Well we are some 6 weeks into our Norfolk life and I have to admit that for the first couple of weeks I hated the area and everything about it – I felt dreadfully homesick – I have lived in Nottingham for 40+ years, so this was a move away from my comfort zone and an effect on me and my mood that I hadn’t (possibly naively) expected. I did miss family and friends dreadfully; although I do speak to Olivia every week and my friend and ex work colleague Fran has kept in touch every week. Bless her!
Martin has been less effected by the move but has been empathetic to my feelings, saying that we could move on or back if I wanted to. That was a lovely gesture but I really knew we had to give this a chance.
We had thought that Norfolk was reported to have a good climate and some of the best weather in the UK, wrong!! It rained almost everyday for those first weeks and this didn’t help our feelings of isolation.
One highlight in that time was to see our friend Lesley, who was having a few days in Great Yarmouth with her daughter and grandsons.
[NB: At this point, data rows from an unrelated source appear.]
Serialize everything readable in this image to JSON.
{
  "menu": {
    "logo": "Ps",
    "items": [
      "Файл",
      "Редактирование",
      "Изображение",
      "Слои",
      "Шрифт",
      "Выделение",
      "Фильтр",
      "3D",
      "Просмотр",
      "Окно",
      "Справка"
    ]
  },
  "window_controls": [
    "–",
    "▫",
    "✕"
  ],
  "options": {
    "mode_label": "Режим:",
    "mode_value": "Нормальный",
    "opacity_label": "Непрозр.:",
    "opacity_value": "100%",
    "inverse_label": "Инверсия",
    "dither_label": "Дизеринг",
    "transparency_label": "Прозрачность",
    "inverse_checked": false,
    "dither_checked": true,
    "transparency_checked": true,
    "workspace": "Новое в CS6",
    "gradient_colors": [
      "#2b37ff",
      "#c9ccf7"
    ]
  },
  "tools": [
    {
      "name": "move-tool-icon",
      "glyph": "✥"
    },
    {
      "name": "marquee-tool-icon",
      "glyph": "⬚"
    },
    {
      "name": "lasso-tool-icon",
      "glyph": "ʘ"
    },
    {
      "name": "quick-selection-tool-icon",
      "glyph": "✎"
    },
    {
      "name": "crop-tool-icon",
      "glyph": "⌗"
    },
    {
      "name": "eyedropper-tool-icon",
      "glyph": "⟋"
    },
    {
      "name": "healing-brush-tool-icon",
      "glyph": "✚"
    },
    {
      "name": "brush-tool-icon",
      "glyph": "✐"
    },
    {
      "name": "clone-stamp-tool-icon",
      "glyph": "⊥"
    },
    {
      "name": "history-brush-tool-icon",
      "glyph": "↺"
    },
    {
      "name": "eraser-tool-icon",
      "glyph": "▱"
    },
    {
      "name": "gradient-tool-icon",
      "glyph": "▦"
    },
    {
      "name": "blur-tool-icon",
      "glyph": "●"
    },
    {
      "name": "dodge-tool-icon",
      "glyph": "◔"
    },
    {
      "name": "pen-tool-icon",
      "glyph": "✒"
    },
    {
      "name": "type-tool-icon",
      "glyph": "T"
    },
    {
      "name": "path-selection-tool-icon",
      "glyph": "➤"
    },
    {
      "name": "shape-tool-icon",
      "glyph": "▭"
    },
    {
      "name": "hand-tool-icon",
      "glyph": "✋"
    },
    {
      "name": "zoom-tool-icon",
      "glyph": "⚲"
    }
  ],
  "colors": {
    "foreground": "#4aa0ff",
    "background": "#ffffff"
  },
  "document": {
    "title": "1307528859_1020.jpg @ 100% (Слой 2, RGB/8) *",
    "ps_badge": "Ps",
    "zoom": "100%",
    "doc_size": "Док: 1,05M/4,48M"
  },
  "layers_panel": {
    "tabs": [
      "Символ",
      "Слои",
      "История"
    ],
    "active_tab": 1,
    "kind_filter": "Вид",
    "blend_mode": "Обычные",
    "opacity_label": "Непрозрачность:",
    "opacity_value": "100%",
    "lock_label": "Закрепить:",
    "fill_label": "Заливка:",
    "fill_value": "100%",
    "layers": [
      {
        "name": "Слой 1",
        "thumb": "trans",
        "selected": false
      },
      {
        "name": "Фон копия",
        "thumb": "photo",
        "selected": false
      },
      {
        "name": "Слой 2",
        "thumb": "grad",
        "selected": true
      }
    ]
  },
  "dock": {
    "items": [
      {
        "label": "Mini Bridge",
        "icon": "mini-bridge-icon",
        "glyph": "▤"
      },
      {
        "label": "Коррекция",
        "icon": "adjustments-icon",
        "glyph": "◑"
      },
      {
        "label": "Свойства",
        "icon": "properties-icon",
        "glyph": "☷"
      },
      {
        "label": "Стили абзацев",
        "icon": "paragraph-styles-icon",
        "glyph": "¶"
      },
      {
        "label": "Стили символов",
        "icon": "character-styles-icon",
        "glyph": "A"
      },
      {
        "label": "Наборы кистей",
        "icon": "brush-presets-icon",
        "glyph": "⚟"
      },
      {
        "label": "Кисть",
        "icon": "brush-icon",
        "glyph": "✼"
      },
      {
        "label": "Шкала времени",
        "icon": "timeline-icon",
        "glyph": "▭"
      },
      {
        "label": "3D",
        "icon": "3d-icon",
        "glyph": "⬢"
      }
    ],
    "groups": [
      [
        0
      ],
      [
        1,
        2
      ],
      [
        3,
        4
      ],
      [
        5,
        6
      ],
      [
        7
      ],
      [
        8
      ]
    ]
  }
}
We met up with her and had a good catch up and I think that seeing her saved my sanity at that time. Thank you Lesley!
Luckily we have good moorings and Steve who owns the boatyard and the pontoon we are on is a really lovely man and has been a great help to us. He looks after, maintains and restores the wooden boats with masts and sails which are an original Broads boat. They do look great but have to be meticulously maintained and looked after and I think probably sometimes find themselves at odds with the Broads plastic leisure craft.
When we first arrived the river was busy with boaters of all kinds, but has since become quieter with little traffic after half term, and then to nothing during lockdown.
We have been finding our way around, but in those first couple of weeks it was very strange and we needed the sat nav just to get us to Tesco’s!!
There was a point too when I needed a dentist and after a few phone calls found a great on in Great Yarmouth, who sorted out the problem quickly and efficiently. Things seemed to be getting better.
We love walking and, especially during lockdown, try to go out every day. We have discovered a few local walks and in doing so have also discovered the local post office (based basically in someone’s front room!), the mobile library (I feel lost without a book to read) and we have discovered some history about the area, the links to Nelson, The Crown and the hovercraft (all of which I need to research more and will share my findings at a later date).
The lane which leads to the boat yard is also a public footpath and we noted from our map that the path went around what is known as Haddiscoe Island, literally a triangular piece of very flat land with the River Waverley on one side, River Yare on another and a very straight ‘cut’ length of water on the third side. We decided one Sunday morning to walk the footpath which was marked round the island. We had cruised that way in the boat and Martin reckoned it would take us about 3 hours. So we packed a flask, a couple of slices of cake, donned our walking shoes and set out. It was a lovely day and during the whole walk we only saw 2 more people – as time went by, we knew why – it was a lot further round the island than we thought! A lot further!! We passed a couple of windmills and 3 or 4 houses. Rivers don’t go straight and as we set out on the home stretch, along the River Waverley we could see where we needed to be but it was a much longer way following the curves and bends in the river. There was a point when I did stop and ask Martin what time it got dark as I began to wonder if we would be home before then. Luckily we made it back and when we Googled the walk as we relaxed back on the boat with a cuppa, we found it was 12 miles+!
There are ups and downs in all walks and in all times of life and we do get through however we might feel at that specific time… So why big skies – well this is what the southern part of Norfolk is known for, and yes they are and are quite lovely when the sun shines from them…..
‘When it rains we look for rainbows and when it is dark we look for stars‘ – both of which we have seen an abundance of here and so this is the new mantra for our Norfolk life so far.